Networking for real-device React Native testing on-the-go

3 minute read

As I build Meet Kinksters, one personal goal is to share the knowledge I develop along the way with others. So much of the details of building a complex app, especially with a native app client, are difficult to ordain without experience. So many of the tutorials I find online regarding the “tough problems” of decoupled web either paper over this complexity or offer only simplistic, not-production-ready solutions that omit important details like state management.

Real-device testing and the local network

One such sticky wicket has been how to handle networking when testing on a “real” device, in this case my Android phone. In an earlier blog post, I shared how I was able to use the Expo Go app with Dockerized build tools to get started with my mobile app. This helped get me going, but once I needed to implement and test in-app payments, I had to “graduate” to a development build. Furthermore, in-app payments are testable only on physical devices (at least for Android).

When running in an emulator, I was able to bind the Metro bundler and all my app services to ports on the Docker bridge interface. When I started testing on my physical device, I changed those bindings to 0.0.0.0, or all interfaces, and added a DNS record to my home (well, RV) router to resolve the docker-bridge hostname I’d been using to my laptop’s local network IP.

That’s well and good, but what happens when I’m off my local, trusted WiFi? I travel frequently, working from hotels and coffee-shops and libraries. Though it’s a relatively low risk, working similarly on these foreign networks means I’d have to make my configuration much more dynamic, if my devices could talk to one another to begin with. Then there’s the question of DNS resolution. There’s no real way to add custom host records in Android without rooting, and solutions like creating a Shadowsocks VPN from my phone to my laptop started feeling very janky and over-engineered.

Tethering to the rescue

After going down a few rabbit-holes (VPNs, custom DNS records/Unbound/Stubby, etc.) I remembered that my phone can do both Bluetooth and USB tethering, in addition to running a WiFi hotspot. What if I could make my laptop and phone share a private subnet, while allowing both to stay connected to the Internet over the hotel’s network? And keeping my VPN enabled, to boot?

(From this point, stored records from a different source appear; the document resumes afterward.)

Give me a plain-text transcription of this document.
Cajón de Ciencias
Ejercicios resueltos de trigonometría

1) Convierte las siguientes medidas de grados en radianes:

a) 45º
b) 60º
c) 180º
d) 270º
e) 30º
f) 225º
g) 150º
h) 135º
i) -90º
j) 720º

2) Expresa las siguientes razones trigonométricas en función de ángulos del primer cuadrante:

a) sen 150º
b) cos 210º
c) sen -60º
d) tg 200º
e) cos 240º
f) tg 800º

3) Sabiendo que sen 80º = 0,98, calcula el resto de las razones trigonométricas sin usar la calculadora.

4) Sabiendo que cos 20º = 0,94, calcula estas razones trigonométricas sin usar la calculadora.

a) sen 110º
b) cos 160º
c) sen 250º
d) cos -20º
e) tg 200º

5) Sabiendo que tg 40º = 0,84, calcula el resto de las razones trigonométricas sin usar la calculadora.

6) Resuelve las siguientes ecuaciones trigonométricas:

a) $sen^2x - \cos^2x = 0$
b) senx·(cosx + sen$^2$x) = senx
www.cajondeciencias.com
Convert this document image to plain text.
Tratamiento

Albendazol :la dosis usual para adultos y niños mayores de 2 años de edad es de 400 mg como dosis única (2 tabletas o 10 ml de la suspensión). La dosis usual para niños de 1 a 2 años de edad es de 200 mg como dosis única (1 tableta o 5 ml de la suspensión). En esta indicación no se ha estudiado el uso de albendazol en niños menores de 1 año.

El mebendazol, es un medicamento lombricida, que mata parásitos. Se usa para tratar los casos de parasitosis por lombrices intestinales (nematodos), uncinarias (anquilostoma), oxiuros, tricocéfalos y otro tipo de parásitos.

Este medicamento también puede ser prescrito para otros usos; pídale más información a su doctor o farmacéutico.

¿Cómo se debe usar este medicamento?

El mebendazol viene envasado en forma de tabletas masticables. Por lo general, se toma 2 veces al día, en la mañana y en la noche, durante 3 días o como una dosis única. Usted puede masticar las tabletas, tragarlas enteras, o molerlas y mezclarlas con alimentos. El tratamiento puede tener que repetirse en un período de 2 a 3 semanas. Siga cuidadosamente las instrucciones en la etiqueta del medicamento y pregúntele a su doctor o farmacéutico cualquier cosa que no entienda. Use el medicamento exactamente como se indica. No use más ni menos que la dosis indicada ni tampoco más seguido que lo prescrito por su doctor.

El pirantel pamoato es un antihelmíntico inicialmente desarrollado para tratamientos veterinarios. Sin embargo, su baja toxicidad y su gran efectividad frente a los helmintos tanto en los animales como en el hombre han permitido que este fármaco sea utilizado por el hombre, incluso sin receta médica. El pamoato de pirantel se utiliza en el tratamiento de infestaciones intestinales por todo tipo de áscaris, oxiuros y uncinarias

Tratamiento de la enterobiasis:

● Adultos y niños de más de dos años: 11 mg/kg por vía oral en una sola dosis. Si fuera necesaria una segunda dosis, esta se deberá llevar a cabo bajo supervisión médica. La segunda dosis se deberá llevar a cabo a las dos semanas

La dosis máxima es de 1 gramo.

The below solution works for both USB and Bluetooth tethering; Bluetooth seems a little slower, but it lets me skip a cable and doesn’t drop out when I bump the cable.

I’m on Pop! OS (basically, Ubuntu) but this should work on other OSes, too.

  1. Enable bluetooth or USB tethering on the device.
  2. Connect the laptop to the device, and edit the routing rules to enable “Use this connection only for resources on its network.” This will keep all your other traffic routed through your default route.
  3. Find the IP issued to the laptop from the phone. E.g.:
     $ ifconfig bnep0
     bnep0: flags=4163<UP,BROADCAST,RUNNING,MULTICAST>  mtu 1500
     inet 192.168.44.226  netmask 255.255.255.0  broadcast 192.168.44.255
    
  4. Configure Metro bundler, your app backend, and any other services your app needs over the network to bind to this IP. I want to avoid binding to all interfaces, including the hotel WiFi, but this also needs to be dynamic. So, I’ve changed my docker-compose.yml files to interpolate an environment variable. If I set it when running docker-compose up, that value is used. Otherwise, I have set a default for this environment variable in my .envrc file to the Docker bridge IP, as before.
    services:
      web:
        ports:
        - "127.0.0.1:8082:8080" # So I can always just do localhost:8082 for the web UI.
        - "${WEB_HOST_BASE}:8082:8080" # The IP for the tethered interface, or the Docker Bridge.
    
  5. Ensure the app also uses this environment variable in setting self-referential URLs, e.g. for CDN mocks, external services, etc.
  6. Start Expo and the app backend, setting the base IP to that of the tethered interface:
    $ WEB_HOST_BASE=192.168.44.226 docker-compose up
    

This not only allows me to securely test my app without exposing it to the WiFi network, but it enforces 12-Factor App discipline and removes hard-coded hostname strings from my codebase.